Les tests de stéréopsie sont un bon moyen de prouver une vision binoculaire utile. Une bonne stéréopsie nécessite une bonne vision dans chaque œil individuellement et la capacité d’utiliser les yeux à l’unisson (fusion) (Levy et Glick, 1974 ; Bruce et Newman, 2010 ; Newman et Biousse, 2014). Lorsqu’il pratique la stéréopsie avec un patient suspecté de NOV monoculaire, l’examinateur doit décrire le test d’une manière véridique mais qui ne trahit pas sa véritable intention, par exemple en disant : » C’est un test de votre capacité à voir en 3D. » Le tableau 29.1 montre l’association entre la stéréopsie et l’acuité visuelle dans chaque œil pour le degré de stéréopsie enregistré (Levy et Glick, 1974).
Tableau 29.1. Relation entre l’acuité visuelle Snellen et la stéréopsie*
Stereopsis (secondes d’arc) | Acuité visuelle dans chaque œil. (Snellen) |
---|---|
40 | 20/20 |
43 | 20/25 |
52 | 20/30 |
61 | 20/40 |
89 | 20/50 |
94 | 20/70 |
124 | 20/100 |
160 | 20/200 |
* Stéréopsie, mesurée en secondes d’arc à partir d’un test de Titmus standard, est indiquée dans la colonne de gauche. L’acuité visuelle Snellen minimale correspondante nécessaire pour obtenir un score donné à l’épreuve de Titmus est indiquée dans la colonne de droite. Une inadéquation entre l’acuité visuelle et la stéréopsie, c’est-à-dire une acuité visuelle plus mauvaise que celle suggérée par le score correspondant à l’épreuve de Titmus, est évocatrice d’une perte visuelle non organique.

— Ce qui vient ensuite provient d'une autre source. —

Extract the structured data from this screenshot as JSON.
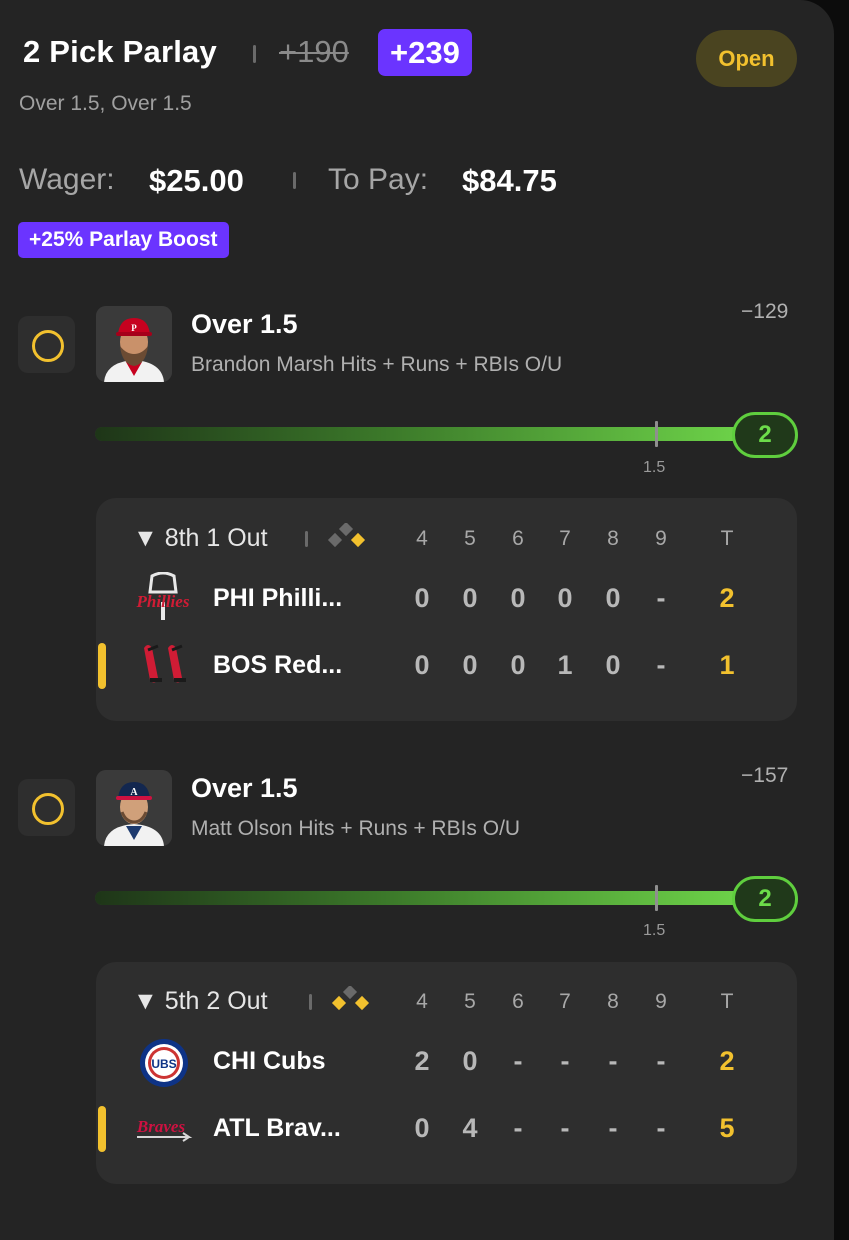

Adapté de Biousse et Newman (2009), p. 7 et 503.
De même, l’utilisation de lunettes à verres colorés (un verre vert et un verre rouge) ou de lunettes dont les verres sont polarisés dans différentes directions peut aider à démasquer le patient NOVL. L’utilisation de tableaux oculaires spécialement conçus avec des lettres vertes et rouges alternées, dans le premier cas, ou avec des lettres polarisées, dans le second cas, peut permettre à l’examinateur de tester la vision de chaque œil séparément à l’insu du patient (Levy et Glick, 1974 ; Bruce et Newman, 2010 ; Newman et Biousse, 2014). Dans le cas de l’utilisation de lentilles colorées, le patient ne pourra voir que les lettres rouges à travers la lentille rouge et les lettres vertes à travers la lentille verte. De même, les lentilles polarisées ne laissent passer que la lumière projetée dans le même axe que les lentilles et aucune lumière ne sera vue si l’axe de la lumière est éloigné de 90° de l’axe de polarisation de la lentille.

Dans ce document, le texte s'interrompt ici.